Alles Fassade, alles Lüge – sie lebt nun im Hinterhof ihrer Schwester im ausrangierten Schrank ihrer Schwester und hofft, dass sie nicht ertappt wird. Sie ist auf die Almosen vom Vietnamesen aus dem Krämerladen angewiesen, um nicht zu verhungern und um die Morgentoilette zu erledigen und versucht nun täglich, den Weg auf die normale Lebensbahn zu finden. Ein verzweifeltes, recht unbequemes Versteckspiel beginnt, was nicht nur von der Protagonistin viel fordert…
Wir Leser nehmen an ihrem Weg teil, der sich wie eine langsame Abenteuerfahrt anfühlt, bei der die Streckenlänge und auch die Umgebung unbekannt ist. Die Protagonistin holt uns richtig nah zu sich in den Schrank und lässt uns ihre emotionale Angeschlagenheit fühlen. Erst als wir vollständig in ihren neuen Lebensalltag integriert sind, werden wir mit ihrem Damals konfrontiert.
Unbequeme Herausforderung
Wir erfahren von Lale und Dirk, erleben eine aufrüttelnde Kutschfahrt und wissen Kleinigkeiten von ihm. Hausnachbar Novák taucht mit seinen Tauben auf, wir lesen Emails und kommen immer mehr in den Mittelpunkt des Lebensgewitters. Wie Blitze zwischen den dicken Wolken tauchen die Szenen auf, die nicht immer zu erklären sind.
„Wenn man spürt, dass man lebt, ist man dem Ende am nächsten. Und man will, wenn es dann einmal kommt, dass es das Ende von etwas Erfülltem sein wird.“ (Seite 211)

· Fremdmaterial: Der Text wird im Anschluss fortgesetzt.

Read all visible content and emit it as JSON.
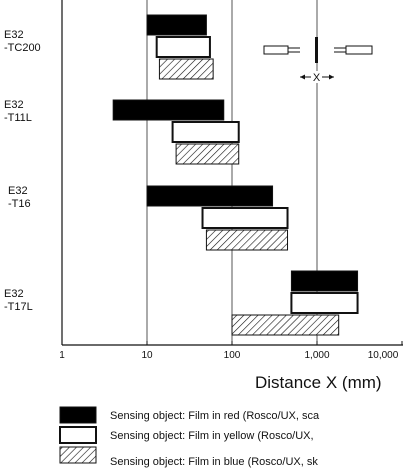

Tereza Semotamová (Voland & Quist) ist es recht schnell gelungen, mich in den Schrank zu ziehen. Ich musste viel lachen, trotz des traurigen Bühnenbildes. Doch vor allem musste ich nach dem leichten Einstieg, schwere Wortbrocken verstehen und auch verdauen. Von Seite zu Seite wird die Schieflage immer bedrohlicher und eine Anpassung aussichtsloser. Die anfangs recht leichte Lektüre entpuppt sich als Herausforderung. Das Lachen wird schwerer, schmeckt bitter, man stößt sich an depressiven Ecken und die Handlungssprünge lassen das Gedankenkarussell ruckartig drehen.
Sicher keine Ferienlektüre, allerdings ein Roman über den man sich austauschen möchte, über den man philosophieren mag!
Liebe Bini, auf dieses Buch bin ich auch schon mal gestoßen, wage mich aber (noch) nicht dran…eben wegen dieser depressiven Story, was du am Ende auch schreibst. Ich hab ein wenig Bedenken, dass mich die Geschichte runterziehen könnte. Ist dem bei dir so gewesen? Liest es sich ansonsten eher schwer oder flüssig. Perfekt für meine literarische Länderreise wäre es zumindest!
Liebste Grüße und Knuddler
Micha
Liebe Micha, ja, die Story ist schon depressiv, in ein Loch hat sie mich allerdings nicht gezogen. Es ist wahrlich keine leichte Lektüre, obwohl sich die ersten Seiten durch die ganze Lockerheit so anfühlen. Am Ende dann kommt die ganze Wucht, die man vorher durch das lustige Grinsen auf dem Gesicht noch zurück gehalten hat. Nicht einfach zu erklären.
Grüße zu dir – Bini
Liebe Bini,
vielleicht muss ich es gelesen haben, um es zu verstehen. Du Schlimme, verführst mich immer so sehr….aber ehrlich, durch dich komm ich auf Bücher, fernab vom normalen Hype, was ich ja sehr begrüße.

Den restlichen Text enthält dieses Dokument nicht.